Let $EFG$ be a triangle such that $P$, $N$ and $M$ are the midpoints of $EF$, $EG$ and $FG$ respectively. The problem is to show that:
$$Q/2< EM+FN+GP<Q,$$ where $Q$ is the perimeter of the triangle $EFG$.
My approach: I figured that I'd try using the triangle inequality in the triangles formed inside, but that didn't lead me to anything.
So any hint or help are much appreciated.
Properly D S suggests: \begin{align*} 2EM<EG+EF,\\ 2GP<EG+GF,\\ 2FN<EF+FG. \end{align*} By addition, $2(EM+FN+GP)<2(EF+FG+EG)\ \Rightarrow\ EM+FN+GP<Q$.
Let $O$ be the centroid of $\triangle EFG$. The left inequality can be obtained like this: \begin{align*} OE+OF>EF\Rightarrow\ 2EM/3+2FN/3>EF,\\ OE+OG>EG\Rightarrow\ 2EM/3+2GP/3>EG,\\ OF+OG>EG\Rightarrow\ 2FN/3+2GP/3>FG.\\ \end{align*} By addition, $$ 4(EM+FN+GP)/3>EF+FG+EG\ \Rightarrow\ EM+FN+GP>3Q/4>Q/2. $$ This last inequality is in the book on page 86. However, the first inequality is not there.

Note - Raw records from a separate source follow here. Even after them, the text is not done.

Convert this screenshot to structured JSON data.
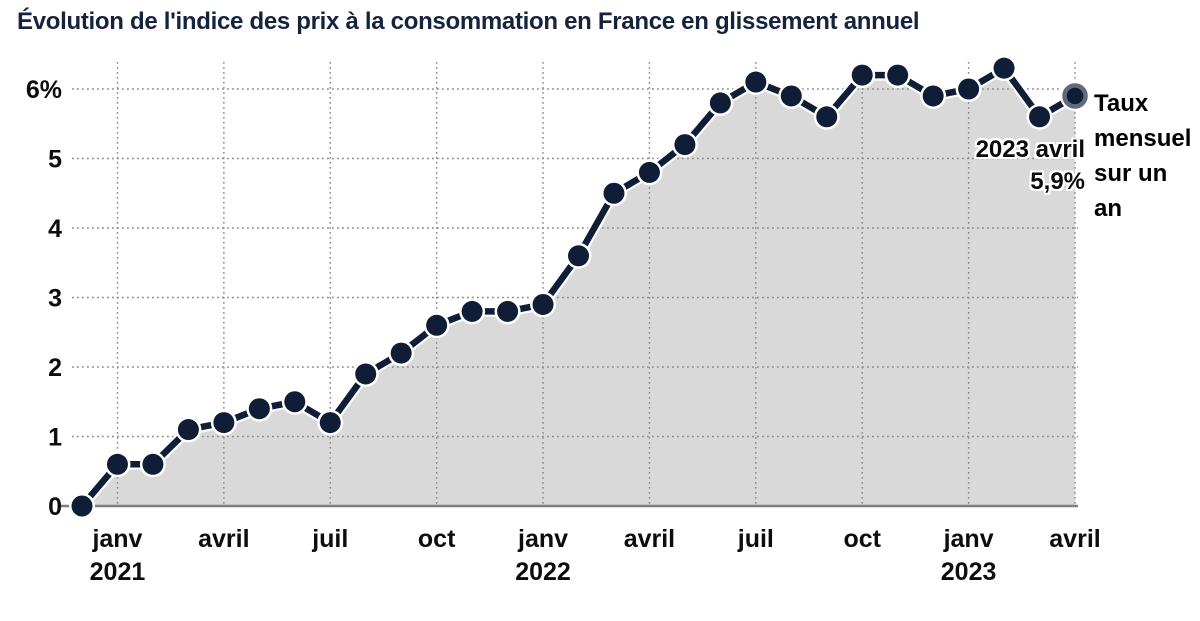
{
  "header": {
    "title": "Évolution de l'indice des prix à la consommation en France en glissement annuel"
  },
  "annotation": {
    "date_label": "2023 avril",
    "value_label": "5,9%"
  },
  "side_label": {
    "text": "Taux mensuel sur un an"
  },
  "chart_data": {
    "type": "area",
    "title": "Évolution de l'indice des prix à la consommation en France en glissement annuel",
    "xlabel": "",
    "ylabel": "Taux mensuel sur un an (%)",
    "ylim": [
      0,
      6.5
    ],
    "grid": true,
    "legend_position": "none",
    "x": [
      "déc 2020",
      "janv 2021",
      "févr 2021",
      "mars 2021",
      "avril 2021",
      "mai 2021",
      "juin 2021",
      "juil 2021",
      "août 2021",
      "sept 2021",
      "oct 2021",
      "nov 2021",
      "déc 2021",
      "janv 2022",
      "févr 2022",
      "mars 2022",
      "avril 2022",
      "mai 2022",
      "juin 2022",
      "juil 2022",
      "août 2022",
      "sept 2022",
      "oct 2022",
      "nov 2022",
      "déc 2022",
      "janv 2023",
      "févr 2023",
      "mars 2023",
      "avril 2023"
    ],
    "values": [
      0.0,
      0.6,
      0.6,
      1.1,
      1.2,
      1.4,
      1.5,
      1.2,
      1.9,
      2.2,
      2.6,
      2.8,
      2.8,
      2.9,
      3.6,
      4.5,
      4.8,
      5.2,
      5.8,
      6.1,
      5.9,
      5.6,
      6.2,
      6.2,
      5.9,
      6.0,
      6.3,
      5.6,
      5.9
    ],
    "x_ticks": [
      {
        "index": 1,
        "label": "janv",
        "year": "2021"
      },
      {
        "index": 4,
        "label": "avril",
        "year": ""
      },
      {
        "index": 7,
        "label": "juil",
        "year": ""
      },
      {
        "index": 10,
        "label": "oct",
        "year": ""
      },
      {
        "index": 13,
        "label": "janv",
        "year": "2022"
      },
      {
        "index": 16,
        "label": "avril",
        "year": ""
      },
      {
        "index": 19,
        "label": "juil",
        "year": ""
      },
      {
        "index": 22,
        "label": "oct",
        "year": ""
      },
      {
        "index": 25,
        "label": "janv",
        "year": "2023"
      },
      {
        "index": 28,
        "label": "avril",
        "year": ""
      }
    ],
    "y_ticks": [
      "0",
      "1",
      "2",
      "3",
      "4",
      "5",
      "6%"
    ],
    "highlight_last_point": true,
    "colors": {
      "line": "#101d36",
      "point": "#101d36",
      "point_halo": "#ffffff",
      "highlight_ring": "#5f6a7a",
      "area_fill": "#d9d9d9",
      "grid": "#8a8a8a",
      "baseline": "#7f7f7f",
      "title": "#16233d",
      "tick_text": "#0d0d0d"
    }
  }
}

This last inequality can also be proved like this: \begin{align*} OE+ON>EN\Rightarrow\ 2EM/3+FN/3>EG/2,\\ OF+OP>FP\Rightarrow\ 2FN/3+GP/3>EF/2,\\ OG+OM>GM\Rightarrow\ 2GP/3+EM/3>FG/2.\\ \end{align*} By addition, $$ EM+FN+GP>(EF+FG+EG)/2\ \Rightarrow\ EM+FN+GP>Q/2. $$